How hard is the work outside the competition?

It’s a big effort, but at the end of the day, it’s not a particularly difficult job. Maybe this is the only way I’m thankful for what I can do, because I really love what I do every day. How can you feel that you are working hard if you are enjoying it all the time? I have built an amazing team around me to help me with my brand. I have a videographer, a photographer, and a friend that I’m in business with that helps me with my training app and our merch that we sell. We try to stay active in the community. It’s a lot of work, but it’s totally worth it. I’d rather be doing this than sitting behind a desk, so I’m not really complaining.
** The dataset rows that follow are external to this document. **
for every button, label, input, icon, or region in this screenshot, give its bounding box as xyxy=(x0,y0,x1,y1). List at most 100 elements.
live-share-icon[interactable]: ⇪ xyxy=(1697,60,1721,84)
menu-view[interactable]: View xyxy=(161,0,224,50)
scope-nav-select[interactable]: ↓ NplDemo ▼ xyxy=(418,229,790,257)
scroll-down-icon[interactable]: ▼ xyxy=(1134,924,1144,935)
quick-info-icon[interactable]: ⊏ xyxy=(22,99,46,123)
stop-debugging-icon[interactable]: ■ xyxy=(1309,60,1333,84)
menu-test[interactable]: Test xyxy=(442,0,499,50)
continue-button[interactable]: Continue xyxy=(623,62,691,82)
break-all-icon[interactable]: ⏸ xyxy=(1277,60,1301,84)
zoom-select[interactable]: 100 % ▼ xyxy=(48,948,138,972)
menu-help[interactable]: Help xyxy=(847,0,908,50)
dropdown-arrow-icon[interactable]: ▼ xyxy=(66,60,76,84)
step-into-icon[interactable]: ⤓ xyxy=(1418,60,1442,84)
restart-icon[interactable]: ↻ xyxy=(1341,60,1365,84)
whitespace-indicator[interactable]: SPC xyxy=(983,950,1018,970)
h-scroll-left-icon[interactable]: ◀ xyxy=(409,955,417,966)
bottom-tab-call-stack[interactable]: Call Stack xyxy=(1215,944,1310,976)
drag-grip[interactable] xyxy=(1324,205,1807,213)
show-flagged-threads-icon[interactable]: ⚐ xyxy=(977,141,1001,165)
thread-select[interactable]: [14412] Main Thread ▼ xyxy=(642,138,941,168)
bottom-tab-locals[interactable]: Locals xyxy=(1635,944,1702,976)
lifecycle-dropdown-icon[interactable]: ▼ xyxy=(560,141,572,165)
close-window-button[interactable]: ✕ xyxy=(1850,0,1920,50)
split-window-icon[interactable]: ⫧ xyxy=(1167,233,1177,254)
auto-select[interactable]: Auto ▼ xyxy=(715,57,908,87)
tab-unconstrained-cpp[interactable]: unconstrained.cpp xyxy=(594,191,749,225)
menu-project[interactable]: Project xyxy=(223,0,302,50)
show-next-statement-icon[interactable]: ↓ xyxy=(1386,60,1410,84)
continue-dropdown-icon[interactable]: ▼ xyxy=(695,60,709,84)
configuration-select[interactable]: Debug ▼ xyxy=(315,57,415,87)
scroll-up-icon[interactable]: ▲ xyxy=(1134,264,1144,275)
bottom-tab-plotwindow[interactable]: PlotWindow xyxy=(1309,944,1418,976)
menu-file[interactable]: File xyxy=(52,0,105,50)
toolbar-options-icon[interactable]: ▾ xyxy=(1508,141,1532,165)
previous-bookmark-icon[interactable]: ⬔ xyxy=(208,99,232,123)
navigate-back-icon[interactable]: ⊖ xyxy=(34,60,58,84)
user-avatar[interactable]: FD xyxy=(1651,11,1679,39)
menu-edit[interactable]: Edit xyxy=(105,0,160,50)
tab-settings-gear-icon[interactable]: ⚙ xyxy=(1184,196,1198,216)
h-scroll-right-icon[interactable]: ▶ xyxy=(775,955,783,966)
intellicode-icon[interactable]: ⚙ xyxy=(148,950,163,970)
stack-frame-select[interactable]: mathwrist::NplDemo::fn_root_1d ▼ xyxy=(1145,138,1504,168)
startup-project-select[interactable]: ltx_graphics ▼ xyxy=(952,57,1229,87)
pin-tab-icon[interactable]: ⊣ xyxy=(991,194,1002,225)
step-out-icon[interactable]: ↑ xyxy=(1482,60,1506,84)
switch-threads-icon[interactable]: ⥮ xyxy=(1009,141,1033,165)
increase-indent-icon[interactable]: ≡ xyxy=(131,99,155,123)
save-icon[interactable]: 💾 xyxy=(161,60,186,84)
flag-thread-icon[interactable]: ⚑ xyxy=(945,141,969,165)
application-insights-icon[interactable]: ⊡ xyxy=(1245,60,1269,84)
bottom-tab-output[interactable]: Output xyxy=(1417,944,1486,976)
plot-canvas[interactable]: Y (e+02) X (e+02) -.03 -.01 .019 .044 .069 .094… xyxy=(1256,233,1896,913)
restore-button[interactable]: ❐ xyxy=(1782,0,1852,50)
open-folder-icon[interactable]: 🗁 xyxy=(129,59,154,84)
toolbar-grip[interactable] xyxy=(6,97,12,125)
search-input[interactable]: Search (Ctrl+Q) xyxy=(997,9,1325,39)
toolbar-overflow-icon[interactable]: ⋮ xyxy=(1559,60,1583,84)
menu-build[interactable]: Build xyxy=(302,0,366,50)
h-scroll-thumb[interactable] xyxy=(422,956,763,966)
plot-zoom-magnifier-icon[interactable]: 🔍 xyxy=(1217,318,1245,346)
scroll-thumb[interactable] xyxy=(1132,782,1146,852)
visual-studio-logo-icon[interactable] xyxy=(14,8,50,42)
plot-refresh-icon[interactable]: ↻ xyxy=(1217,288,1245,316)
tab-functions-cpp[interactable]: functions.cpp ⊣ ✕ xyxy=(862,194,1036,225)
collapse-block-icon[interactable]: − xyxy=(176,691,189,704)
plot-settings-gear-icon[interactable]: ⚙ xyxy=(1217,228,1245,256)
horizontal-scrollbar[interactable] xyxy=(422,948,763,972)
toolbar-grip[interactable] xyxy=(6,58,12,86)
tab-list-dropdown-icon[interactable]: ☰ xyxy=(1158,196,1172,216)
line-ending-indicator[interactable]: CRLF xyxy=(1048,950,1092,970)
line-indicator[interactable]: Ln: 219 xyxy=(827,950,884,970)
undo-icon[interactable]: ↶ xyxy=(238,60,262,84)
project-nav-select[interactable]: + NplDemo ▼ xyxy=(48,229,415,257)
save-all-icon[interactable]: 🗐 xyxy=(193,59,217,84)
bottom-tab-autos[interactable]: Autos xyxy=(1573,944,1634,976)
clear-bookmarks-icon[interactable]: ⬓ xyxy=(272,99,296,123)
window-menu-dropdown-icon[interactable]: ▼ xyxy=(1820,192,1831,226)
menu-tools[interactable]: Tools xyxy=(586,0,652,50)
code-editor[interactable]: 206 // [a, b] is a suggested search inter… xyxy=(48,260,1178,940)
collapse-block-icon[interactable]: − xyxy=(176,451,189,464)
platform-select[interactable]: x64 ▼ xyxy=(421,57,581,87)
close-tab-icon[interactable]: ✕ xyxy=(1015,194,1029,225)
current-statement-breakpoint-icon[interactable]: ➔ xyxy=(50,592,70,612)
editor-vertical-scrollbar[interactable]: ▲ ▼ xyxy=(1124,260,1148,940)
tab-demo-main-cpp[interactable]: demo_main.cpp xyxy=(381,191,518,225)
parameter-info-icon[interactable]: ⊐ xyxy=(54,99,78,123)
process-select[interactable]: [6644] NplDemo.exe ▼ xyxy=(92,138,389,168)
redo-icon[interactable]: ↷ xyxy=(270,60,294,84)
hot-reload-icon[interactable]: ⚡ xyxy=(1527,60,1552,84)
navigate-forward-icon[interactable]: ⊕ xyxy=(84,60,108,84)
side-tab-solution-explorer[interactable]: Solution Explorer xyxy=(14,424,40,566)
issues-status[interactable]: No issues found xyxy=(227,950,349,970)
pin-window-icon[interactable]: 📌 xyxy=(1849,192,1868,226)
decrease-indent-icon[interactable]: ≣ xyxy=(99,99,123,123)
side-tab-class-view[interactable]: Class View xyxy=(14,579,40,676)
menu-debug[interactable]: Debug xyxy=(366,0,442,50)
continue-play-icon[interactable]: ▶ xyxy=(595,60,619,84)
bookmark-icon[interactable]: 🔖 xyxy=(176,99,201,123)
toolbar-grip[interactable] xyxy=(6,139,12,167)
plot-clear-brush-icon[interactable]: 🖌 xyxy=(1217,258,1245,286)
What’s the first sign that makes you think it’s time to consider competing?

That’s a good question. The first thing is my health. Because as much as I love bodybuilding and get a lot of joy and satisfaction from it, my health is my number one priority. If I retire without that, then what’s the point? After that, it continued the same fire. If I start to lose that fire and I’m not happy doping it, and I’m just forced

myself in it just for my ego to win another, or fifth, or sixth, then that’s not something I’m trying to live.

Where do you draw the line healthwise?

I closely follow my blood and urine care with doctors, especially specialist doctors. I just moved to the US, so I got a new nephrologist (a doctor who specializes in conditions that affect the kidneys), and I have a specialist doctor monitoring my thing and I’ve had a record of it for the last four years and nothing has dropped much. I have a health issue: I have an autoimmune disease [not bodybuilding-related] which can affect my kidneys randomly. I handled that very well. So, when I see a comparison with the years before that it is decreasing at a rate that I am not happy about – that my doctors are not happy about (they know the expansion of the body and all that is involved) – then it can be done. a comparison of change over the years and if it’s declining at a rate I’m not happy with then I’ll pull over.

In 2021, 31 male and female competitors died worldwide. Is that something that weighs you down?

I think you are a fool in this game if you think you are ready and have nothing to worry about. It’s something that I hope each of us is concerned about and gets the right check and balance—make sure you see the right specialists and doctors who know you’re as healthy as you can be doing what you’re doing. There could be many factors involved in all the deaths, especially considering the year it is – I won’t go into that – but, of course it’s in my mind. I hope others have it too.

Point blank: Is this your last Olympia?

People always ask me how many more Olympias I have, and I answer, “One more.” And then I stop and say, “and maybe one more after that.” I really don’t know. That is the real truth.

How sure are you that you will win the 2022 Classic O again?